True AI Edge Compute Arrives in Highly Integrated Processors, IP

November 27, 2019

Blog

True AI Edge Compute Arrives in Highly Integrated Processors, IP

As AI technology and deployments have progressed, several new engineering challenges have presented themselves.

The image processing subsystems of almost every high-end smartphone now integrate neural networks. Voice rec and speech processing experts will argue that what we now call AI has been running at the edge for years.

For the most part, however, these applications have leveraged SoCs and DSPs that were not designed for modern AI workloads. And as AI technology and deployments have progressed, several new engineering challenges have presented themselves:

  • The need for always-on, ultra-low-power systems that can run on battery power for extended periods and offer quick response times for inferencing
  • The requirement for integrated security that protects machine learning graphs from tampering or theft
  • The demand for flexible solutions that can adapt to rapid changes in AI models and algorithms

These trends have raised the stakes for IP and processor vendors looking to serve an embedded AI market that is now projected to be worth $4.6 billion by 2024. These companies are now delivering highly integrated, purpose-built compute solutions to capture a share of this business.

Dialing Down the Power

With AI being deployed in devices as constrained as hearing aids, power consumption has become a first-order consideration for inferencing platforms. Eta Compute has incorporated a patented dynamic voltage frequency scaling (DVFS) technology into its multicore SoCs to serve these use cases.

To conserve power, many conventional processors include a sleep function that wakes up a core when a load is present.

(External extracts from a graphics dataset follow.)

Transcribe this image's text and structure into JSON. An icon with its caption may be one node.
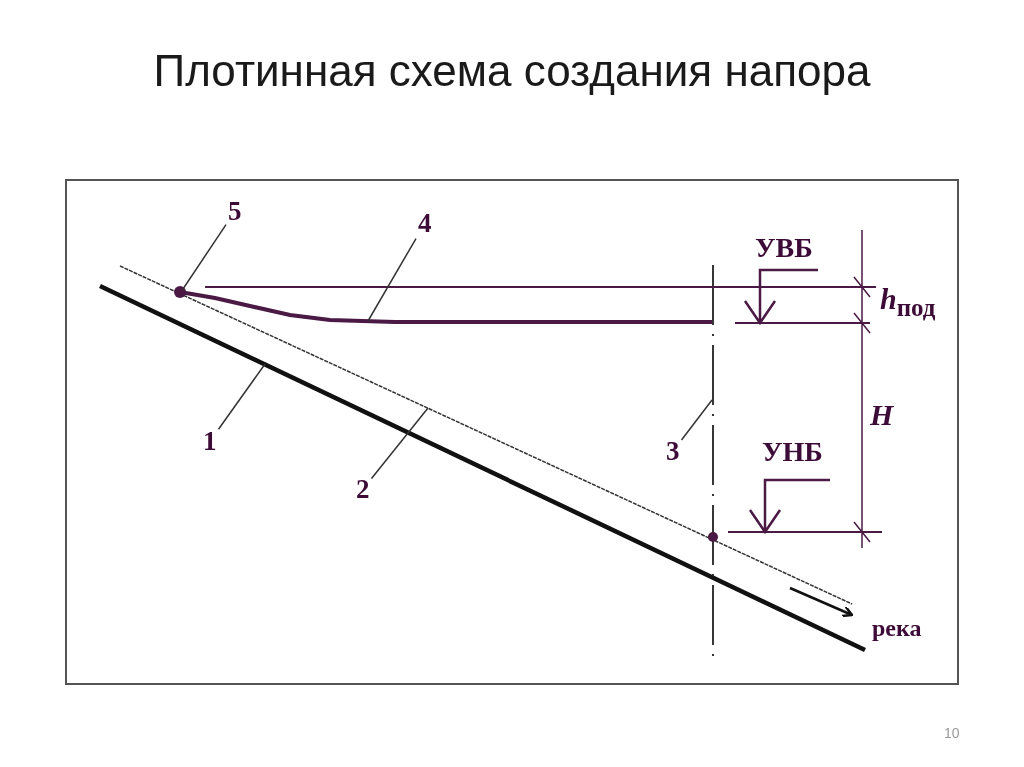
{
  "diagram": {
    "title": "Плотинная схема создания напора",
    "nodes": [
      {
        "text": [
          "5"
        ]
      },
      {
        "text": [
          "4"
        ]
      },
      {
        "text": [
          "1"
        ]
      },
      {
        "text": [
          "2"
        ]
      },
      {
        "text": [
          "3"
        ]
      },
      {
        "text": [],
        "shape": "circle"
      },
      {
        "text": [],
        "shape": "line"
      },
      {
        "text": [],
        "shape": "line"
      }
    ],
    "edges": [
      {
        "from": 0,
        "to": 5,
        "arrow": "none"
      },
      {
        "from": 1,
        "to": 6,
        "arrow": "none"
      },
      {
        "from": 2,
        "to": null,
        "arrow": "none"
      },
      {
        "from": 3,
        "to": null,
        "arrow": "none"
      },
      {
        "from": 4,
        "to": 7,
        "arrow": "none"
      }
    ],
    "labels": [
      "УВБ",
      "*h*$_{под}$",
      "H",
      "УНБ",
      "река",
      "10"
    ]
  }
}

However, most of these devices run the core at peak rate, which of course requires additional power.

With DVFS, Eta Compute devices continuously toggle the voltage supply based on the current workload, but only to the minimum power needed to execute tasks in a sufficient amount of time. The company’s ECM3531, which is based on an Arm Cortex-M3 and NXP CoolFlux DSP, are therefore able to deliver 200 kSps of 12-bit resolution at the expense of just 1 µW.

Data Set Lockdown

On-chip training data sets that are referenced during inferencing operations have been found to be exploitable. These data sets represent highly valuable intellectual property for most AI companies that can potentially be stolen. But altering pixels in an image recognition data set can make an inferencing engine misidentify objects or not identify them at all.

One highly publicized instance of this occurred when researchers tricked Google AI into believing a rifle was a helicopter, but imagine if an autonomous vehicle AI believed a pedestrian was a trash bag? Scarier still, pixel altering often can’t be detected by human engineers attempting to debug their software.

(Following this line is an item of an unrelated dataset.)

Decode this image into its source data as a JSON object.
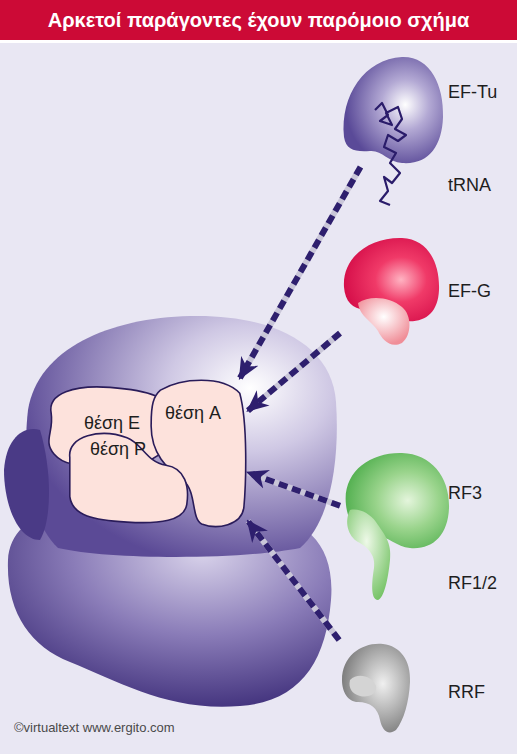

IP blocks like Synopsys’ DesignWare EV7x processor include a vision engine, DNN accelerator, and tightly coupled memory to deliver up to 35 TOPS of energy-efficient performance. However, an understated feature of the EV7x processor is an optional AES-XTS encryption engine that helps protect data passing from on-chip memory to the vision engine or DNN accelerator.

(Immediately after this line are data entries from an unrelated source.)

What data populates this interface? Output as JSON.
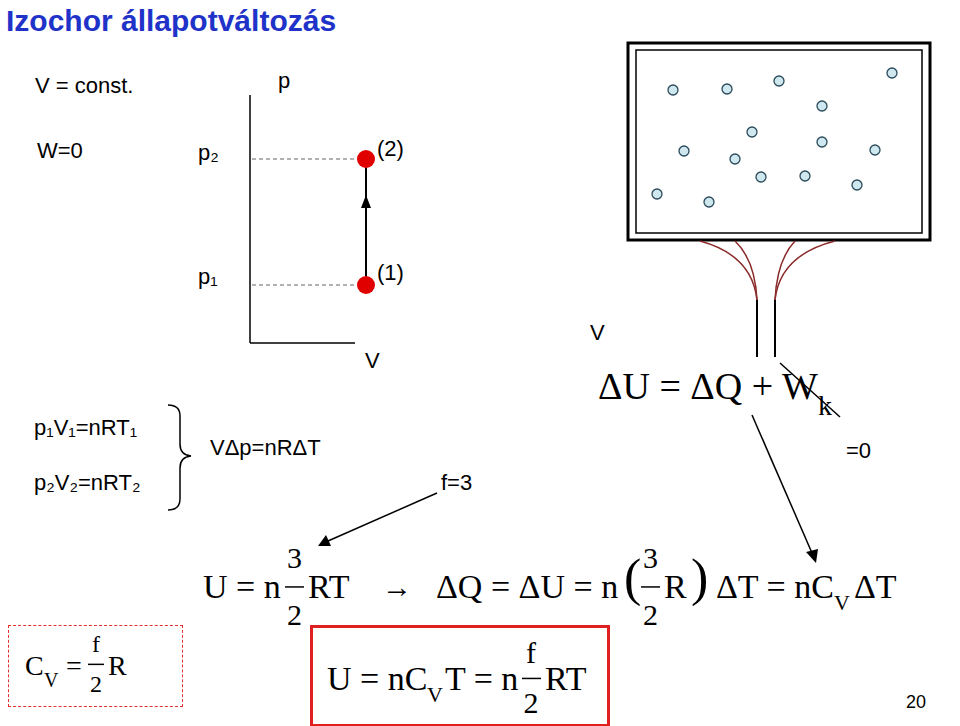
{
  "diagram": {
    "title": "Izochor állapotváltozás",
    "nodes": [
      {
        "text": [
          "C",
          "V",
          "=",
          "f",
          "2",
          "R"
        ]
      },
      {
        "text": [
          "U = nC",
          "V",
          "T = n",
          "f",
          "2",
          "RT"
        ]
      }
    ],
    "labels": [
      "V = const.",
      "p",
      "W=0",
      "p₂",
      "(2)",
      "p₁",
      "(1)",
      "V",
      "V",
      "ΔU = ΔQ + W",
      "k",
      "p₁V₁=nRT₁",
      "p₂V₂=nRT₂",
      "VΔp=nRΔT",
      "f=3",
      "=0",
      "U = n",
      "3",
      "2",
      "RT",
      "→",
      "ΔQ = ΔU = n",
      "(",
      "3",
      "2",
      "R",
      ")",
      "ΔT = nC",
      "V",
      "ΔT",
      "20"
    ]
  }
}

Flexibility for Future Models

From DNNs to RNNs to LSTMs, dozens of neural network types have emerged in just the last few years. While these symbolize exciting innovation in the world of AI software and algorithms, they also promote a significant problem for compute devices that are being optimized for specific types of workloads.

An ASIC can take anywhere from six months to two years from design to tapeout, potentially accelerating obsolescence for highly specialized solutions. FPGAs have gained significant traction in the AI engineering space for precisely this reason.

Xilinx devices like the popular Zynq and MPSoC platforms are hardware- and software-reprogrammable. This means that logic blocks can be optimized for today’s leading neural nets, then reconfigured months or years down the line when algorithms have evolved.

But a feature called Dynamic Function eXchange (DFX) permits a system to download partial bit files that modify logic blocks on the fly. This can occur while a device is deployed and operational, essentially adding, removing, or changing the functionality of a single Xilinx device.

Production-Ready AI at the Edge

The expectations for AI edge computing are now similar to what we projected from the IoT only a few years ago. Just like trillions of “things” will be connected, we assume the vast majority of those will be (artificially) intelligent.

While previous-generation solutions laid the foundation, next-generation solutions require a new suite of features to ensure commercial success. Processor and IP vendors are responding by integrating more and more capability into AI edge compute devices.